I want everything to be done in the centre of mass frame, so I then calculate the position of the centre of mass and subtract it from the initial positions, e.g. so the sun is at x - centreOfMass.
The velocity of each body is given by $$v = \frac{2\pi r}{T}$$ This is probably where I go wrong. I know the orbital period of mercury and Earth around the sun, so I can calculate their velocities around the centre of mass. But the sun will also move, even if only a tiny, tiny bit, and I don't have its orbital period around the centre of mass! So how can I work out its velocity?

Assuming I have the sun's velocity around the centre of mass, I then work out the velocity of the centre of mass. Because I want to stay in the centre of mass frame, I then subtract this velocity from the velocities of the planets.

My code is then written so that the position is recalculated, given a time step, then the centre of mass position is recalculated and subtracted from the new position. A new velocity for each planet is calculated, then the centre of mass velocity is recalculated and again subtracted from each velocity.

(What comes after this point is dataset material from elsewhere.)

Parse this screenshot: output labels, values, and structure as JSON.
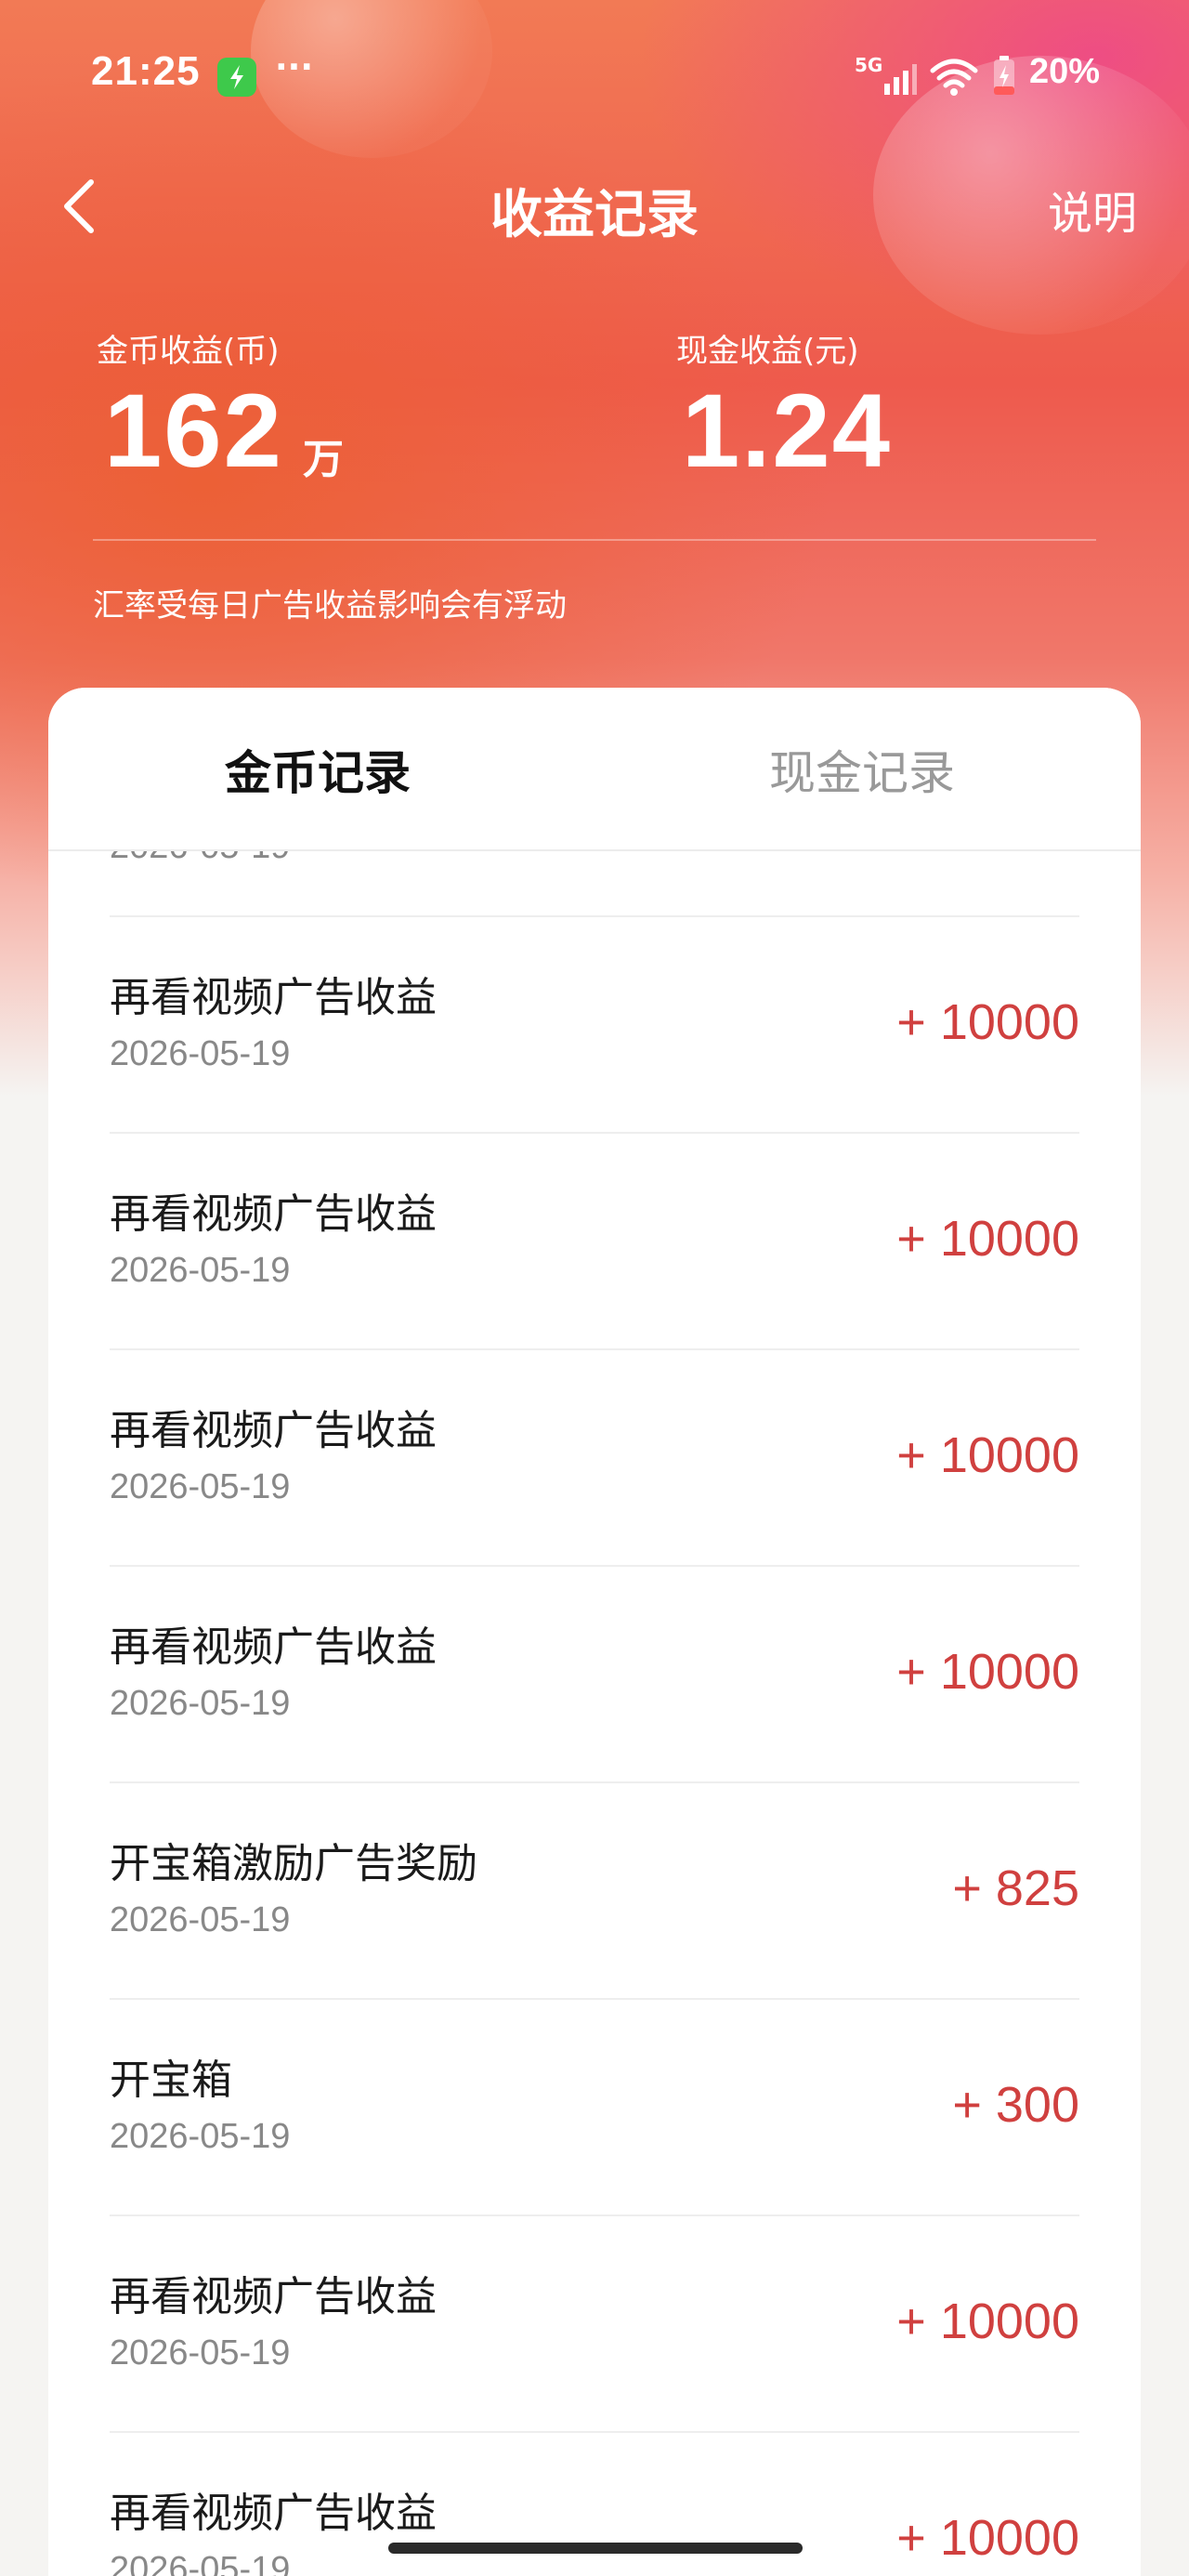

Is this the correct procedure? Do I need to recalculate the centre of mass position/velocity after each time step, or is that the problem?

You are doing everything in the centre of mass frame, so the center of mass is always in the centre of that frame. Its velocity is zero by definition. It can change only if a new mass enters the system or the mass of an element changes.

The Sun does not have an orbit around the center of mass. It has an unpredictable path that depends on the orbits of the planets. The planets have elliptical orbits with one focus the centre of mass. They don't care where the sun moves as long as there is no collision.

This should simplify what you are doing quite a bit.

 

[whatisreality]

You are doing everything in the centre of mass frame, so the center of mass is always in the centre of that frame. Its velocity is zero by definition. It can change only if a new mass enters the system or the mass of an element changes.

The Sun does not have an orbit around the center of mass. It has an unpredictable path that depends on the orbits of the planets. The planets have elliptical orbits with one focus the centre of mass. They don't care where the sun moves as long as there is no collision.

This should simplify what you are doing quite a bit.

So I don't need to recalculate the centre of mass position and velocity every time? According to my code, it changes a little bit though. Should I add the centre of mass velocity onto all other velocities to stay in its frame?

EDIT: Any movement of the sun does affect the planets though, surely. The only force on the planets(for my purposes) is gravity, and the position of and distance from the sun affects the direction of that gravity.

 

[Hornbein]

So I don't need to recalculate the centre of mass position and velocity every time? According to my code, it changes a little bit though. Should I add the centre of mass velocity onto all other velocities to stay in its frame?

By definition it can't change in a center-of-mass frame. There is an error creeping in somewhere. It could be anything, so it's hard to say how to get rid of it. If it is roundoff error then you can't get rid of it, you just have to minimize it. Somehow or other you've got to patch up the error so that the center of mass remains in the center of the frame with velocity zero. This cannot change.

Adding it to the other velocity vectors definitely will not work. I think you meant subtraction.

You have to try to prevent the errors from feeding on themselves so that they increase exponentially.

 

[jedishrfu]

Your choice of ODE solver could be the issue. Euler is usually the worst for periodic motion. What one are you using?

 

[whatisreality]

Your choice of ODE solver could be the issue. Euler is usually the worst for periodic motion. What one are you using?

I'm using velocity verlet, meant to be good for orbital motion I read.